Of the deaths outside hospitals, there were 1,043 in care homes; 466 in private homes; 87 in hospices; 21 in other communal establishments; and 45 elsewhere, according to the ONS stats. The figure for hospital deaths over the period was 8,673.
Shadow social-care minister Liz Kendall said that the “awful figures are only scratching the surface of the emerging crisis in social care,” as the data was already “11 days out of date.”
She said: “The government must now publish daily figures of Covid-19 deaths outside hospital, including in care homes, so we know the true scale of the problem.
“This is essential to tackling the spread of the virus, ensuing social care has the resources it needs and getting vital PPE [protective wear] and testing to care workers on the front line.”
In total there were 13,121 deaths from Covid-19 in hospitals, care homes and hospices in England and Wales up to April 10, 41 per cent higher than the 9,288 people who died in hospitals alone during the same period in figures reported by the Department of Health.
Current procedures to report care-home death figures rely on death certificates being registered and processed. Last week, Public Health England head Professor Yvonne Doyle said that agencies were working towards producing “much more rapid data, preferably on a daily basis.”

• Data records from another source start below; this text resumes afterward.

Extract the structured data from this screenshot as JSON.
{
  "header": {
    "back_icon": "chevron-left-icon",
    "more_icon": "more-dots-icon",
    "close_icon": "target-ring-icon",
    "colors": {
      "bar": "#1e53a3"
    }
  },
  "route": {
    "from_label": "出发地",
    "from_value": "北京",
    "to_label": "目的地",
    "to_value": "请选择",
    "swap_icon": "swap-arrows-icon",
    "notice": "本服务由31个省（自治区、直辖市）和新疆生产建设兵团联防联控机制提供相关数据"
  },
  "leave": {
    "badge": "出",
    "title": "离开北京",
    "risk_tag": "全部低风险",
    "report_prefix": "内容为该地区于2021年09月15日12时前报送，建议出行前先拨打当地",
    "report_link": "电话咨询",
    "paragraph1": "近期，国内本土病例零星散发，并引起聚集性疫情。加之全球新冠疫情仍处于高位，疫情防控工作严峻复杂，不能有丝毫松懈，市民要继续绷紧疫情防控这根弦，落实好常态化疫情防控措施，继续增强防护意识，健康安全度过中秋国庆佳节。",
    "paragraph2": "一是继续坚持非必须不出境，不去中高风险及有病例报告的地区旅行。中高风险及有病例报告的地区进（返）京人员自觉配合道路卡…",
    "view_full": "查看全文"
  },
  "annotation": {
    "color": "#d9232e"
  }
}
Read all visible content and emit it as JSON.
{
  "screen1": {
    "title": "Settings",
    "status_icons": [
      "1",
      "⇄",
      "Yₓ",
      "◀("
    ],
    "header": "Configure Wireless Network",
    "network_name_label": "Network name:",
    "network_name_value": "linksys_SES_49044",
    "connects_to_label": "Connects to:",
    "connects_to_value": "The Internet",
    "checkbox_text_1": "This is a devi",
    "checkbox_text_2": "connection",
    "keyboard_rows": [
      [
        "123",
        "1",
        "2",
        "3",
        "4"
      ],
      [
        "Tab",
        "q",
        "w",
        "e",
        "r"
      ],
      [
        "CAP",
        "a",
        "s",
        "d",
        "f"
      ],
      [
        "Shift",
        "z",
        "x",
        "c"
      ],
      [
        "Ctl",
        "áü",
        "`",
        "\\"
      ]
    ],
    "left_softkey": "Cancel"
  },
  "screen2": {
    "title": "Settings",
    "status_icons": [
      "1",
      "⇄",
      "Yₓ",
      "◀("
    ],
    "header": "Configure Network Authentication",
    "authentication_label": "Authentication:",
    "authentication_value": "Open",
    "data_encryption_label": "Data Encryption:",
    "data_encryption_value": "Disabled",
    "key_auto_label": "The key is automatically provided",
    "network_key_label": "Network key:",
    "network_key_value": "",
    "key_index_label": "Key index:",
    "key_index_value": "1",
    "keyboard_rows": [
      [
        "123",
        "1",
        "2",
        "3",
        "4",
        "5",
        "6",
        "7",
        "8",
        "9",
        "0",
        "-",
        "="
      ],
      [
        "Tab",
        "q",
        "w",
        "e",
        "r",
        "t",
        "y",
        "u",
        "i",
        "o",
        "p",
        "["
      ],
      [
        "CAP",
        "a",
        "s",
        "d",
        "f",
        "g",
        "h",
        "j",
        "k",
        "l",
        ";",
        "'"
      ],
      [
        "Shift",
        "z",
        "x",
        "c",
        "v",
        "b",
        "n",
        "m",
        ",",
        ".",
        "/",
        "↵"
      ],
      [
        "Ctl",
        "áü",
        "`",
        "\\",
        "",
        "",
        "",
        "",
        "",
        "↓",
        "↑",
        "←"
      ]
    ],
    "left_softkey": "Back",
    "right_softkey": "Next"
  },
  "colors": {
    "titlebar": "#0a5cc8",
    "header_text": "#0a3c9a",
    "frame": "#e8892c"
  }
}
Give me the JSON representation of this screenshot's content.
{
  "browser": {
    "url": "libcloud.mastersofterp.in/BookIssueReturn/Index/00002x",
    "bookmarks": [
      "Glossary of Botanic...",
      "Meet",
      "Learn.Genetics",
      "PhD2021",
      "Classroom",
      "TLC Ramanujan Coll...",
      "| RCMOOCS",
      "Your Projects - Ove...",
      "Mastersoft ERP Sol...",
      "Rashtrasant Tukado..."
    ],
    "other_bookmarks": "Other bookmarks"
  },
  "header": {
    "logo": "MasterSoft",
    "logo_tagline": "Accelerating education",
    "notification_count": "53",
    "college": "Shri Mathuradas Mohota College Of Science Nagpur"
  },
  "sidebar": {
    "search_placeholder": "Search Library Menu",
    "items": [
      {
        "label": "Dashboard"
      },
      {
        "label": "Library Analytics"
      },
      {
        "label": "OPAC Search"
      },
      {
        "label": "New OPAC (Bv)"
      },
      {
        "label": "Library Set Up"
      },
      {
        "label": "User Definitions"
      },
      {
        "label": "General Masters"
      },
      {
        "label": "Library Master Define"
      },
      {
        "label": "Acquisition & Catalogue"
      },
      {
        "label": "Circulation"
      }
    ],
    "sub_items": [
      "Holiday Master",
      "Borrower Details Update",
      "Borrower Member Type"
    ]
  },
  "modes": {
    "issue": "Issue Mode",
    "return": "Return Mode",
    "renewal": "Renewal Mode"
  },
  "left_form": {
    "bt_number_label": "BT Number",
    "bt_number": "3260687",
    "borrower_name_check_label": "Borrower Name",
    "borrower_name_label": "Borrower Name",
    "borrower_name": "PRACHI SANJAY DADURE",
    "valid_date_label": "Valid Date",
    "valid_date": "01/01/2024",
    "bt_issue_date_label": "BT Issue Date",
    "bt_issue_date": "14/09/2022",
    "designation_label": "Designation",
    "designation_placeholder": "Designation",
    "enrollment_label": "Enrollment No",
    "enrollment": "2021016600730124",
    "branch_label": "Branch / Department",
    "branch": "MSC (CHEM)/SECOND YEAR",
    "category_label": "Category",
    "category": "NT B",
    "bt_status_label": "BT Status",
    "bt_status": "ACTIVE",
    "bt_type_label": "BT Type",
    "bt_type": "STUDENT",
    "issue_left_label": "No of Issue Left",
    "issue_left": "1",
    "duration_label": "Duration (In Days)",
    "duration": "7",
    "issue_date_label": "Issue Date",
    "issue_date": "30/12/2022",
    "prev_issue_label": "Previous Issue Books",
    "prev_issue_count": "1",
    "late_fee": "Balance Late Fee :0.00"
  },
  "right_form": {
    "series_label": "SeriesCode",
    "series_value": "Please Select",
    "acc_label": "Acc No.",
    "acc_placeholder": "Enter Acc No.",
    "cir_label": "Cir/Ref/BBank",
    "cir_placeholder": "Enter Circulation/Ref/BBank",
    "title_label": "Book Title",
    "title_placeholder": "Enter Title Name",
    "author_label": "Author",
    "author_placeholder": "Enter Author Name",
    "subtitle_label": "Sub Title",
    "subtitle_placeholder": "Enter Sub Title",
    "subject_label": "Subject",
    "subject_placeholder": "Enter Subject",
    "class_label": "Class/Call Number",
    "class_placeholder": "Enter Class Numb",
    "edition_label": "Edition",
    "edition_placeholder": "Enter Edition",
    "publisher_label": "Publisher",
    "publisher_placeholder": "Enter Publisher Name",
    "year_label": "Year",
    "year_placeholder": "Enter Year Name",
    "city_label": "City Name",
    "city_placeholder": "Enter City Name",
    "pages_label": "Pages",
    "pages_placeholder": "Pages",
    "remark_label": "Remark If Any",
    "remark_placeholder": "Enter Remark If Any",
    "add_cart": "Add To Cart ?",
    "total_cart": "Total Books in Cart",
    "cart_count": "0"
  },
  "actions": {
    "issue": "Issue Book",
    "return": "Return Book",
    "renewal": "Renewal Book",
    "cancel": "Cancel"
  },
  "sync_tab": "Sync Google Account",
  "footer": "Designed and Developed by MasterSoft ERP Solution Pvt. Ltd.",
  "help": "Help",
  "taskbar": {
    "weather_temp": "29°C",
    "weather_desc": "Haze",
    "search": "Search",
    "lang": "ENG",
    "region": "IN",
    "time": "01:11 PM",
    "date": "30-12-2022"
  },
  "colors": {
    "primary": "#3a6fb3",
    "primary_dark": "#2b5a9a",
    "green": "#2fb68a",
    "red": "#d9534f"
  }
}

Health Secretary Matt Hancock also promised last week that care-home death data would be available “very shortly” and he confirmed that the Care Quality Commission had started to gather data on fatalities in both hospitals and care homes as of last Thursday. But he did not specify when, or how frequently, this data would be published.
The figures’ accuracy have been thrown into doubt further by reports that GPs have been reluctant to mention coronavirus on death certificates because the form-filling adds to workloads.